Bring ihn um (TW Mord)
Heute war der Tag. Heute war der Mord genau vier Tage her. Sie würde heute erneut einen Menschen töten. Alleine bei dem Gedanken daran wurde ihr schlecht, doch jetzt war keine Zeit mehr dafür. Thiago hatte sie um acht aus dem Bett gerufen und mit ihr gefrühstückt. Dann sollte sie sich anziehen und fertig machen, was sie wortlos tat. Überhaupt hatte sie während der ganzen Zeit kein einziges Wort gesagt. Warum auch? Sie war eine kalte Mörderin. Eine herzlose Mörderin. Was sollte sie schon sagen, an dem Tag, wo sie erneut töten würde. Dieser Mann würde heute sterben und noch immer wusste sie nicht wer. Wen würde sie töten? Vielleicht ein weiterer Mobber? Oder irgendein Schläger von der Straße?
Thiago wartete unten im Flur auf sie. Würde er ihr nun den Namen sagen? Den einen Namen. Mit langsamen, unsicheren Schritten kam Keira die Treppe hinunter. Ihr Blick war gesenkt. Sie konnte ihm heute unter keinen Umständen in die Augen sehen. Stattdessen blickte sie einfach Richtung Boden, bis sie nur ein kleines Stück entfernt von ihm stand. Die Luft war zum zerreißen angespannt und sie konnte seinen prüfenden Blick auf sich spüren. Ein Blick, der ihr früher eine Gänsehaut über den Rücken jagte.
"Neil Arthur" sagte seine tiefe, raue Stimme. Der Name löste in ihr sofort eine neue Welle an Erinnerungen aus. Sie dachte an den etwas pummeligen Jungen, mit den roten Haaren und dem dummen Grinsen. Der Junge, der daneben stand und gelacht hat, wenn Jackson sie mal wieder gemobbt hat. Wenn Jackson mal keine Lust hatte, dann war meistens Neil es gewesen, der irgendwelche Streiche an ihr verübte. Keira hatte immer die Vermutung, dass er mit dem Mobbing nur von sich selbst und seinem Übergewicht ablenken wollte, doch das war für sie nie ein Trost gewesen. Sicher, es war eine Erklärung, dennoch machte es nichts davon wieder gut, was er ihr all die Jahre angetan hatte. Da war sie wieder. Diese Wut. Eine Wut, die ihr das Gefühl gab alles vergessen und nur noch an Rache zu denken.
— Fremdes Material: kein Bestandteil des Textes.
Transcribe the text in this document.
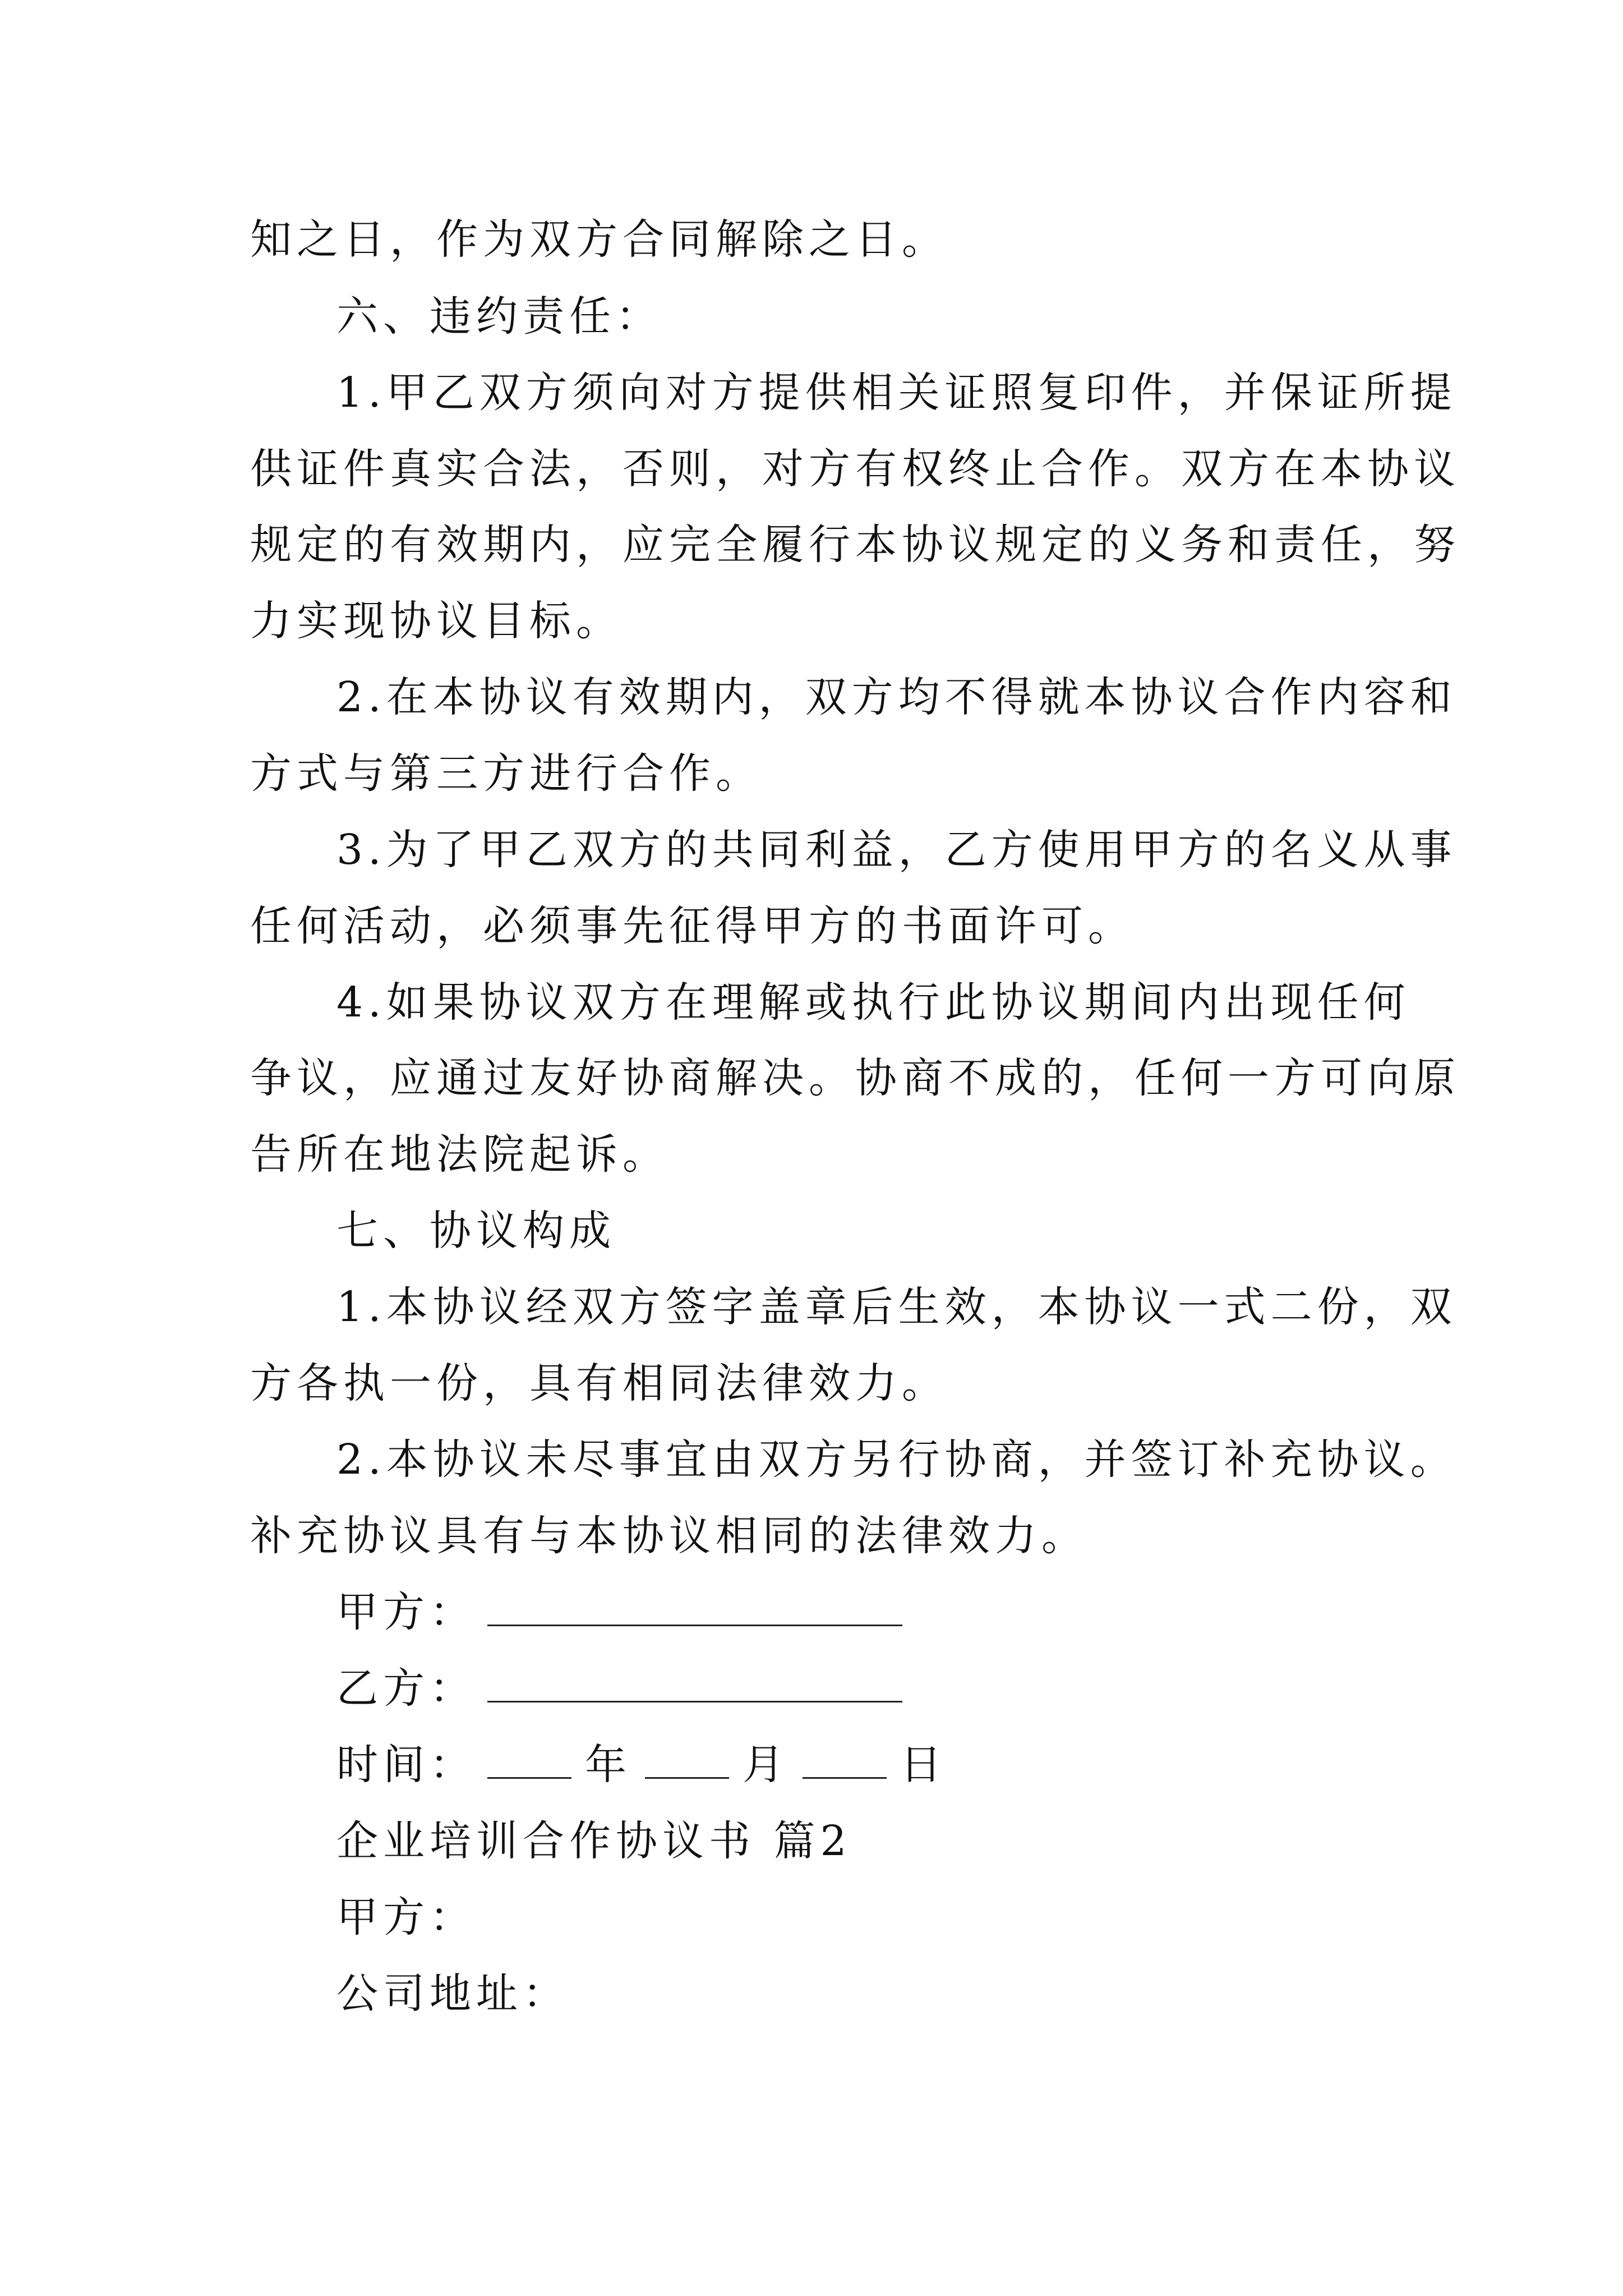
知之日，作为双方合同解除之日。
六、违约责任：
1.甲乙双方须向对方提供相关证照复印件，并保证所提
供证件真实合法，否则，对方有权终止合作。双方在本协议
规定的有效期内，应完全履行本协议规定的义务和责任，努
力实现协议目标。
2.在本协议有效期内，双方均不得就本协议合作内容和
方式与第三方进行合作。
3.为了甲乙双方的共同利益，乙方使用甲方的名义从事
任何活动，必须事先征得甲方的书面许可。
4.如果协议双方在理解或执行此协议期间内出现任何
争议，应通过友好协商解决。协商不成的，任何一方可向原
告所在地法院起诉。
七、协议构成
1.本协议经双方签字盖章后生效，本协议一式二份，双
方各执一份，具有相同法律效力。
2.本协议未尽事宜由双方另行协商，并签订补充协议。
补充协议具有与本协议相同的法律效力。
甲方：
乙方：
时间：	年	月	日
企业培训合作协议书 篇2
甲方：
公司地址：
"Wir fahren los. Hast du das Messer? Ich hab es extra sauber gemacht" meinte er und da war nichts mehr von einem sanften Mann. Einfach ein eiskalter Killer, der befehle gab. Befehle, von denen er erwartete, dass sie befolgt wurden. Sie hatte keine Kraft mehr, um sich ihm zu widersetzten. Das alles hatte ihr die Kraft zum Kämpfen geraubt. Gleichzeitig hatte er aber auch Dämonen in ihr erweckt, die sie noch zu verleugnen versuchte. Wie lange sie das noch konnte, dass wusste sie nicht und eigentlich wollte sie nun auch nicht darüber nachdenken.
"Ja hab ich." gab sie knapp zurück und ohne jegliche Emotion in ihrer Stimme. Innerlich tobte ein stummer Sturm, der sie sicherlich bald überrollen würde, doch was sollte sie dagegen tun? Wie konnte man einen Sturm aufhalten, von dem man nicht wusste, was er war?
Nach diesem knappen Wortwechsel waren die beiden aufs Motorrad gestiegen und losgefahren. Die Fahrt dauerte etwa 10 Minuten, doch es kam Keira vor wie 10 Stunden. Vor dem ersten Mord wusste sie nicht, was sie erwartete. Sie wusste nicht, dass es solch ein tiefes Loch hinterlassen würde. Doch jetzt wusste sie es. Jetzt kannte sie die Schmerzen, von denen sie sich nicht hatte erholen dürfen. Stattdessen hatte sie die Polizei anlügen müssen und sich auf eine neue Tortur einstellen müssen. Kein normaler Mensch konnte das aushalten, ohne das er daran zerbrach. Ob Keira wirklich gebrochen war, dass konnte man nicht sagen. Es war jedoch klar, dass diese Riss sich nie wieder vollständig schließen würde. Niemals wieder.
"Da ist es" brummte Thiago und nickte in Richtung eines Wohnblocks. Es schien als würde der junge, der sie früher immer gemobbt hatte, nun nur noch in einer verrotteten Wohnung wohnen. Wie konnte man nur so tief sinken? Oder war er vielleicht schon immer so weit unten? Sie hatte sich nie für sein Leben interessiert und wusste so gut wie nichts über ihn, was also, wenn er schon immer so gelebt hat? Eigentlich war es ihr auch egal. Sie hasste Neil, genauso wie sie Jackson gehasst hatte und den Rest dieser Truppe. Eine Truppe, die langsam kleiner wurde.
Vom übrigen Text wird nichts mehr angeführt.